An Alberta judge has quashed a decision by the Public Interest Commissioner that said a former superintendent created a “culture of fear” while she was the head of Sturgeon Public Schools.
Alberta Court of King’s Bench Justice John S. Little issued a ruling June 21 that quashed a December 2022 decision by the Alberta Public Interest Commissioner involving a whistleblower complaint against Mary Lynne Campbell, who was superintendent of Sturgeon Public from 2018 to June 2022.

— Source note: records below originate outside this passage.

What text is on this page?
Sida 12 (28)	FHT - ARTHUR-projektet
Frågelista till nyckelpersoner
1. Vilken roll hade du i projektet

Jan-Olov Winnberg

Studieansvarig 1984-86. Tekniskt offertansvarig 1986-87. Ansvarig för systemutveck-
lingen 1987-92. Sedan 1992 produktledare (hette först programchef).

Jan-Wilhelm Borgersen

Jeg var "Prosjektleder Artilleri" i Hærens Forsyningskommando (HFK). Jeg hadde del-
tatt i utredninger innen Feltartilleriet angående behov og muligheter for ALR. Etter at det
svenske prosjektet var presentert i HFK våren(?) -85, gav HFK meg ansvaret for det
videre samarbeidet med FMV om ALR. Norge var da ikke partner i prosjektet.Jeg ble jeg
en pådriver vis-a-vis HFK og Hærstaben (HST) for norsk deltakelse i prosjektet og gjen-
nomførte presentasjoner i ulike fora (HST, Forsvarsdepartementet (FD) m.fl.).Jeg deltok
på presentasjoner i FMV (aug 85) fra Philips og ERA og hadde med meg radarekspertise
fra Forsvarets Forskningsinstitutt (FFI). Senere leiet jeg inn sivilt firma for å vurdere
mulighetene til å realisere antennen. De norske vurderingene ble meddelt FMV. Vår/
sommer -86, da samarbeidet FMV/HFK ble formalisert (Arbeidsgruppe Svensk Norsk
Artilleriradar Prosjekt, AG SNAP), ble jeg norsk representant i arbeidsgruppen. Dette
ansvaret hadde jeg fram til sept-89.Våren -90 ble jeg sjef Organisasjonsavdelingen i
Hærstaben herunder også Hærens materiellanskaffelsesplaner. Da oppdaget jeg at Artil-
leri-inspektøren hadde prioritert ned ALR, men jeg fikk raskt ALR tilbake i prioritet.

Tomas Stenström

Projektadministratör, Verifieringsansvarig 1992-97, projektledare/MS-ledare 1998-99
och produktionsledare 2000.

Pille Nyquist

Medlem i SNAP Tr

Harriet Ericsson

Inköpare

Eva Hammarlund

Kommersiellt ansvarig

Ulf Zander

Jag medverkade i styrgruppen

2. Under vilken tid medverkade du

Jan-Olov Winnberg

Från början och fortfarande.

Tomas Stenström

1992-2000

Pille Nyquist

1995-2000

The commissioner is an independent office of the provincial legislature that investigates allegations of wrongdoing in the public service under the Whistleblower Protection Act.
As reported in the Gazette, the commissioner received an allegation on May 17, 2021 that Campbell had “grossly mismanaged” employees at Sturgeon Public.
After investigating, the commissioner found Campbell “engaged in conduct that she knew or ought to have reasonably known was objectionable, unwelcome, and humiliating or would otherwise intimidate employees of the Division,” resulting in “a culture of fear” during her tenure as superintendent. The commissioner ruled she had “committed a wrongdoing by grossly mismanaging employees” of the school district.
Procedurally unfair, says judge
Campbell challenged this ruling on the grounds of procedural unfairness (amongst other grounds), arguing that she could not provide a full response to the allegations against her without knowing the identity of the witnesses. At the time of their decision, the commissioner argued that they should withhold those names as witness anonymity was a core requirement of whistleblowing.
Little found that the Whistleblower Act did not actually prohibit the release of the name of complainants, and that the witnesses here were not at risk of retaliation from Campbell, as she was no longer their employer.
He also ruled that releasing the names could have helped the commissioner evaluate witness credibility. He noted that Campbell learned the names of some of the complainants and witnesses in the investigation earlier this year through another court challenge, and had told the court that two of the complainants had competed against her for the position of Sturgeon Public superintendent.
Little found that the commissioner’s ruling caused “inestimable” reputational harm to Campbell (as it had been sent to the Sturgeon Public board who in turn sent it to all Sturgeon Public staff). He also found that Campbell’s defence may have been hindered because she was in hospital for part of the investigation, which could have kept her from accessing certain documents.
“I find that withholding the names of all of the witnesses was procedurally unfair insofar as Ms. Campbell was thereby denied the ability to fully respond to the numerous incidents alleged,” Little wrote.
As the commissioner’s actions denied Campbell the procedural fairness she deserved, Little ordered the commissioner’s decision quashed.
While the commissioner called for a fresh investigation, arguing that not doing one would discourage future whistleblowers and effectively state that no wrongdoing had happened here, Little saw no merit in doing so, saying that most witnesses would wonder why they were being asked to take part in a second investigation when the first one had achieved their goals.
Campbell’s lawyer, Simon Renouf, said in a letter that Campbell was grateful for the careful review done by the court and the fact that the commissioner’s “deeply flawed” report had been quashed.
“Ms. Campbell repeatedly raised significant concerns about the flawed process used by the Public Interest Commissioner to no avail. Ms. Campbell is heartened that these concerns were vindicated by the court.”